Single-organ models aim to reconstruct key functional units of a specific organ rather than the entire organ, and thus often fail to replicate normal or abnormal interactions between different tissues and organs. In contrast, multi-organ co-chips have the advantage of being able to integrate drug metabolism and toxicity processes into a single device, facilitating a comprehensive evaluation of the toxicity of drug metabolites.

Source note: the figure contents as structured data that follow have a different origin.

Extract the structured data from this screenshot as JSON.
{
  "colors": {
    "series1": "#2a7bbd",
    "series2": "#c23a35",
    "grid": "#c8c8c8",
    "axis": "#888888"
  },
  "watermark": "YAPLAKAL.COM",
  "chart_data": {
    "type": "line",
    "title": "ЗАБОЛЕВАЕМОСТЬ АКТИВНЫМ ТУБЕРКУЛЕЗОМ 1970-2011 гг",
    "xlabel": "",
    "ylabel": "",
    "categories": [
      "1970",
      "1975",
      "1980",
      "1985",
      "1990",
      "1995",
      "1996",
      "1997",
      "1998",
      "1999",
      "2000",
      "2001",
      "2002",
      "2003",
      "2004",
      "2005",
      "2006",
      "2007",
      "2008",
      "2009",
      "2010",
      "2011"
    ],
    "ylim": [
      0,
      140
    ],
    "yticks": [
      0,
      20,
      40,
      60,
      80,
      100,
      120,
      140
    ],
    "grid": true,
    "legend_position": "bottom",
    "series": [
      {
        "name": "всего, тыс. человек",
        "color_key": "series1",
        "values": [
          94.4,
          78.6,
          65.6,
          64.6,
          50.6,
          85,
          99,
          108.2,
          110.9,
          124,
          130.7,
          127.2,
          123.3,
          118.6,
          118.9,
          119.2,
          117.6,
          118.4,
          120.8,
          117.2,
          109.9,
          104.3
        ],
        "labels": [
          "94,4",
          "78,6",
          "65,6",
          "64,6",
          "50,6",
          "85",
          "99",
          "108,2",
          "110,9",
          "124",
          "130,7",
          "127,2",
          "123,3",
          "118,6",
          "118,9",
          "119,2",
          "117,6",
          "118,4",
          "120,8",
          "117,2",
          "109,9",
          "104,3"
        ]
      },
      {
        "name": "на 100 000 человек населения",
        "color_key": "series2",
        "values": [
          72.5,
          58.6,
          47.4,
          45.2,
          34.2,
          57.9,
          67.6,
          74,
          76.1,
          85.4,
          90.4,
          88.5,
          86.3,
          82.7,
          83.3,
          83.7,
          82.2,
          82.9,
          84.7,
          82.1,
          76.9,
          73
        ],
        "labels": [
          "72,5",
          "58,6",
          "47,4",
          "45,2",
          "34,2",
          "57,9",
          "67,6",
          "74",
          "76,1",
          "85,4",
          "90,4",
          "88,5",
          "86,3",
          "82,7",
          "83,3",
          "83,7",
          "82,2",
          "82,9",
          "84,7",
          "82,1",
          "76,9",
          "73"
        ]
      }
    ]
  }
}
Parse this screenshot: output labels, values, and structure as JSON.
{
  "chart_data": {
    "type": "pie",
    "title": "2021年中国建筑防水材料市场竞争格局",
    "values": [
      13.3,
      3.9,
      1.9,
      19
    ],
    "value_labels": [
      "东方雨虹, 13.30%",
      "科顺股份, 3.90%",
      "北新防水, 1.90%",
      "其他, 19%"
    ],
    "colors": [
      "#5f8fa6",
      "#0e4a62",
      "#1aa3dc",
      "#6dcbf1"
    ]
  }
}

A related study reports a system that integrates multiple 3D-CMCs to evaluate drug efficacy and toxicity on multiple tissues in parallel. First, the system integrated liver, heart, and lung structures to construct a multi-organ chip and was able to maintain it under conditions of high survival for 21 days. The validity of the system was validated by the known metabolic conversion of the prodrug capecitabine to 5-fluorouracil in the liver, and by observing the toxic response of the lungs and heart to the metabolite.
The integrated system was then further expanded to accommodate liver, heart, lung, endothelial, brain and testicular-like tissues. After 14 days of incubation, interactions between multiple tissues were demonstrated by detecting downstream neurotoxicity induced by chloroacetaldehyde produced during hepatic metabolism of the prodrug isocyclophosphamide. This system demonstrates a new way of assessing drug effects and toxicity in a multi-organ setting with important application potential.